Variable Growth and Characterizations of Monolayer-Protected Gold Nanoparticles Based on Molar Ratio of Gold and Capping Ligands.

Abstract

Controlling the size of nanoscale entities is important because many properties of nanomaterials are directly related to the size of the particles. Gold nanoparticles represent classic materials and are of particular interest due to their potential application in a variety of fields. In this study, hexanethiol-capped gold nanoparticles are synthesized via the Brust-Schiffrin method. Synthesized nanoparticles were characterized by various analytical techniques such as transmission electron microscopy, scanning tunneling microscopy (STM), UV-visible absorption spectroscopy and electrochemical techniques. We have varied the molar ratio of gold to the protecting agent (hexanethiol) to discover the effect of gold-to-hexanethiol ligand ratio on the size of gold particles. The clear correlation between particle size and molar ratio is found that the averaged particle size decreases from 4.28 ± 0.83 to 1.54 ± 0.67 nm as the gold-to-ligand molar ratio changes from 1:1 to 1:9. In contrast to a recent report that thiolated gold nanoparticles are under spontaneous disintegration when they are assembled on a gold substrate, our STM experiments proved that these gold nanoparticles can form a stable monolayer or multiple layers on the platinum electrode without observing disintegration within 72 h.
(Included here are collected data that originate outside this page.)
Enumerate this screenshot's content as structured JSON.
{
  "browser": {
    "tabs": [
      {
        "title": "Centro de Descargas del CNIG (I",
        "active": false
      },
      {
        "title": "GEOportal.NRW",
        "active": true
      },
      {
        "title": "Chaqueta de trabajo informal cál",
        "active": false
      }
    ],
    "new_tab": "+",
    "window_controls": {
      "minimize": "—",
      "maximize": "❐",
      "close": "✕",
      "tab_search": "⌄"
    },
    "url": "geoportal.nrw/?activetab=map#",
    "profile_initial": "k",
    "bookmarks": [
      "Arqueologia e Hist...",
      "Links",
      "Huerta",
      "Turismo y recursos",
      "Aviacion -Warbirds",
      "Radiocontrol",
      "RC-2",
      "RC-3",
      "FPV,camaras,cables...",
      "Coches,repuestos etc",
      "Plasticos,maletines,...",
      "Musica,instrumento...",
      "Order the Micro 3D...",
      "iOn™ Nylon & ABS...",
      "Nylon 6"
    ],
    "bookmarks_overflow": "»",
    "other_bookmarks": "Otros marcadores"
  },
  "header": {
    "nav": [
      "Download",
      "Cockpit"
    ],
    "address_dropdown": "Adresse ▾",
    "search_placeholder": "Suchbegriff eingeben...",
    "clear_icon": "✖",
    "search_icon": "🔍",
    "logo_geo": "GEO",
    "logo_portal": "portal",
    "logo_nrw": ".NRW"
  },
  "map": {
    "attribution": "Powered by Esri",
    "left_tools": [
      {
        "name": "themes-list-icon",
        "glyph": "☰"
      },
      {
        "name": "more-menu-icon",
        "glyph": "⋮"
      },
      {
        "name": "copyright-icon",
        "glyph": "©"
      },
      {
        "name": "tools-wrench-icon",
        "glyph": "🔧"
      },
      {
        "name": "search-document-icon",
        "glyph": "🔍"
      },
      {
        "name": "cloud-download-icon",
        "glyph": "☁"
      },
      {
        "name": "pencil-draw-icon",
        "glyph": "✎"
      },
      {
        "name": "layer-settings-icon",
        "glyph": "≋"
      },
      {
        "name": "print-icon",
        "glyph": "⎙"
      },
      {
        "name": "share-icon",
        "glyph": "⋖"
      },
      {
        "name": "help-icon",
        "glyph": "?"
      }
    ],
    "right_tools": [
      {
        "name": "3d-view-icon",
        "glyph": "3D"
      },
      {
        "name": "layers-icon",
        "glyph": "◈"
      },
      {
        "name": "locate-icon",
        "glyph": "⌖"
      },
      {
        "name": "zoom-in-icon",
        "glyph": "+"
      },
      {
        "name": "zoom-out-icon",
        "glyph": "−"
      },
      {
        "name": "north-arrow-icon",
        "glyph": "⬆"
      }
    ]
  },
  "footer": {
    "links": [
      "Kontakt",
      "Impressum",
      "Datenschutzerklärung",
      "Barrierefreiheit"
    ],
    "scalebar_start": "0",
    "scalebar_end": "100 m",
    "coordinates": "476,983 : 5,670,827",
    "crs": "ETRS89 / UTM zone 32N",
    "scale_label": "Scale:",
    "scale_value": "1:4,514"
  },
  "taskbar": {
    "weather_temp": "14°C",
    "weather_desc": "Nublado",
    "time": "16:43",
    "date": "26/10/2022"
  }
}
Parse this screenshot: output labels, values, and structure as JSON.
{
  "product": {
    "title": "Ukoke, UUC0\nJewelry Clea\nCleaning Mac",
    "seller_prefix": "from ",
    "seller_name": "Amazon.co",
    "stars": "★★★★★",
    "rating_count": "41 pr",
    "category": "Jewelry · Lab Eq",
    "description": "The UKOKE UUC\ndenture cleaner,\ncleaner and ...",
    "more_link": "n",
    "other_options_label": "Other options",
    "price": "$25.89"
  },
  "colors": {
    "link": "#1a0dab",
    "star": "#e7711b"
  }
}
Therefore, our STM experiments demonstrate that the disintegration behavior of gold nanoparticles is related to the type of ligands and the nature of substrate materials. In electrochemical experiments, these gold nanoparticles displayed an electrochemical quantized charging effect, making these nanoparticles useful in the device applications such as electrochemical or biological sensors.